There are 1 best solutions below

0
jjanes On
  1. Your use of DBeaver is fundamentally broken. Each time you fetch a new page, it reruns the entire query. Because of your window functions, it does not get to stop early the way some queries can when you only fetch part of the rows. You can probably configure DBeaver not to do this, or you can just use a different tool, or you can work with the EXPLAIN (ANALYZE, BUFFERS) rather than running the query raw (but in that case, you would ignoring the time it takes to send the data over the network and doing whatever the client does with the data once it is sent, but since you ask about window functions and that network/client time is independent of Window functions that is probably OK.) Once you stop using DBeaver in this broken way, do you still have a problem or is the current performance good enough?
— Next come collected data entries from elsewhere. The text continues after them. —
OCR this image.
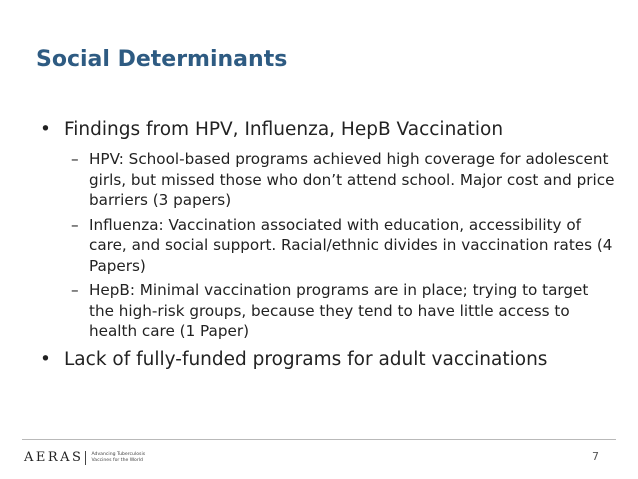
Social Determinants
• Findings from HPV, Influenza, HepB Vaccination
– HPV: School-based programs achieved high coverage for adolescent girls, but missed those who don’t attend school. Major cost and price barriers (3 papers)
– Influenza: Vaccination associated with education, accessibility of care, and social support. Racial/ethnic divides in vaccination rates (4 Papers)
– HepB: Minimal vaccination programs are in place; trying to target the high-risk groups, because they tend to have little access to health care (1 Paper)
• Lack of fully-funded programs for adult vaccinations
AERAS Advancing Tuberculosis
Vaccines for the World	7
  2. Your shown column last_value(sales) over(partition by name order by sales_dated_on desc) seems silly. Using the default framing, the last row in each frame is just the same thing as the current row, barring ties in the ordering column. So this is just an expensive way to duplicate the "sales" column. And if there are ties, then which one of them do you want to return? Including this calculation causes an extra sort to be done. Although this is partially saved by it being only an incremental sort not a full sort. If you can't just get rid of this but rather have to fix the framing, then doing that will probably make it even slower yet, but you might just have to live with that.

  3. first_values with default framing is not implemented very efficiently in PostgreSQL. It does not just cache the first value for each partition and copy it out. Instead, it keeps jumping back and forth between adding the current row to the end of the frame, then jumping to the first row of the frame to read the value. This is particularly inefficient when the frame spills to disk. So increase work_mem to as large as you think is safe to partially ameliorate this.

  4. If you can do an index-only scan to get the data already in order, that could avoid the sort. An index to support this on your current query might be (name, sales_dated_on, sales). But since sorting is only about 1/4 of your run time anyway, there is a limit to how much improvement this can get you.

  5. Why are you doing this at all? How many times do you really want to be fetching 32M records, and what are you going to do with them?